Increasing industry standards – Today, more people are travelling than ever before. To keep up with demand, leading manufacturers like Airbus and Boeing are reaching record numbers in A320 Neo and other aircraft production, simultaneously reaching backlog with orders that have never been reached before. In fact, figures on Airbus and Boeing support that they are each producing about 65 to 70 planes per month. On top of this, current aircraft being produced today are more efficient than ever before. As a result, there is a need for higher quality parts, better on-time delivery, and cost reduction in the industry.
Our team takes pride in being a true partner to manufacturers in aerospace, offering the best solutions for the application, ensuring reliability, on-time delivery, and value.
Speaking of offering the best solutions for the application, how do the addition of Hycomp™ composite parts help to strengthen the business value?
In acquiring the Hycomp™ company, our business expands on its existing line of Meldin® polyimide solutions and high temperature thermoplastics with polyimide composites that can also offer customers even greater mechanical performance. While Meldin® polyimides excel in addressing consistently higher temperatures, Hycomp™ composites offer an even higher mechanical position.
Additionally, the Hycomp™ team also brings co-molding part manufacturing expertise, simplifying the process of generating complex parts. Metal parts can be integrated directly within composite parts to provide a complete solution that addresses mechanical and electrical properties. Instead of needing to set up screws, screw contacts and wires, parts are integrated in a single-step design. This enables us to simplify the process of integrating multiple functions in the same part at order. The number of steps, complexity, and weight of parts can all be greatly reduced in elliptical and electrical contact parts in engines, APUs, and other non-engine applications.

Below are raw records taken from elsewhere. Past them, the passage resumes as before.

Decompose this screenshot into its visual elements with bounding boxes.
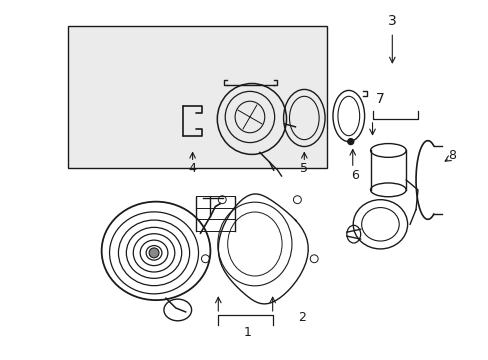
Text: 2: 2 bbox=[298, 311, 305, 324]
Text: 6: 6 bbox=[350, 168, 358, 181]
Text: 5: 5 bbox=[300, 162, 307, 175]
Text: 4: 4 bbox=[188, 162, 196, 175]
Text: 7: 7 bbox=[375, 92, 384, 106]
Text: 8: 8 bbox=[447, 149, 456, 162]
Text: 3: 3 bbox=[387, 14, 396, 27]
Circle shape bbox=[149, 248, 159, 258]
Bar bbox=[68, 26, 326, 168]
Text: 1: 1 bbox=[244, 326, 251, 339]
Circle shape bbox=[347, 139, 353, 145]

What about the acquisition of American Seal and Engineering Company (ASE) and High Tech Metal Seals (HTMS)? How do they complement your offerings?
ASE, as a provider of custom metal sealing solutions founded in 1971 in Connecticut and HTMS providing advanced metal sealing solutions since 1999 from its headquarters in Belgium, are each metal seals specialists. They share some common but also distinct solutions, which are complementary to our offerings overall. The main difference is that HTMS is more focused in European markets and ASE in the US.

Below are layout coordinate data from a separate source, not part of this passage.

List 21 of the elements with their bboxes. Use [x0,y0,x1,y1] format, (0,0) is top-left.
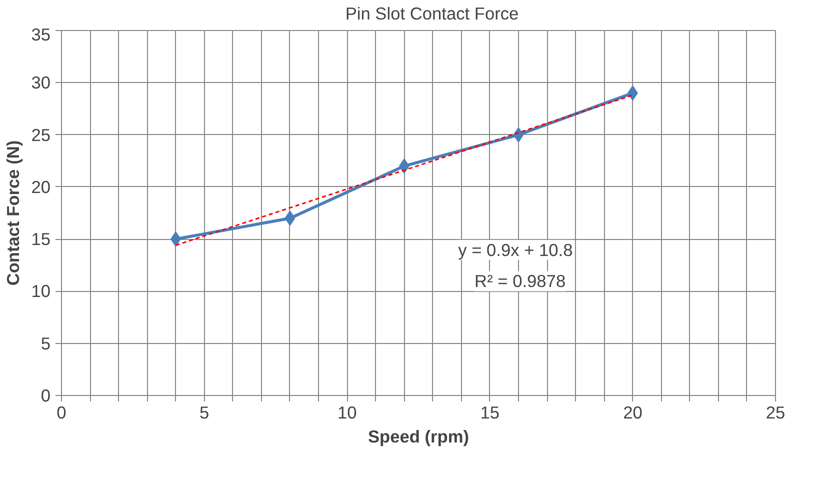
x-tick-label: 10 [337,402,357,422]
y-axis-title: Contact Force (N) [3,140,24,286]
annotation: y = 0.9x + 10.8 [458,240,573,260]
y-tick-label: 0 [40,386,51,406]
y-tick-label: 20 [31,176,51,197]
y-tick-label: 25 [31,124,51,145]
y-tick-label: 10 [31,281,51,302]
y-tick-label: 15 [31,229,51,250]
x-tick-label: 5 [199,402,210,422]
x-tick-label: 15 [480,402,500,422]
y-tick-label: 5 [40,333,51,354]
text: Pin Slot Contact Force [345,4,519,24]
x-tick-label: 25 [766,402,786,422]
y-tick-label: 30 [31,72,51,93]
point [284,210,296,226]
annotation: R² = 0.9878 [474,271,566,292]
x-axis-title: Speed (rpm) [368,426,470,446]
y-tick-label: 35 [31,24,51,44]
x-tick-label: 0 [56,402,66,422]
x-tick-label: 20 [623,402,642,422]
point [513,127,524,142]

Both ASE and HTMS becoming part of our business expands the solutions portfolio for custom solutions in the sealing industry. As we push the limits of spring-energized seal capabilities to reach higher and higher temperatures, there are still some applications such as in the combustion chamber or high pressure turbine stage of a jet enginewhere temperature and leakage requirements are best addressed with metal seals. When it comes to addressing temperatures and leakage, we can offer the best solutions for a specific application or sealing challenge.
There seems to be numerous future opportunities in aviation. What do you specifically hope to accomplish?
I agree that there is huge potential. These are exciting times in aviation for us as well as the partners and customers we collaborate with, given our position in the market and opportunities to provide high-end seals and wear composites. I look forward to further expanding and increasing our brand recognition. I also look forward to aligning with customers to more completely understand their changing, complex service needs.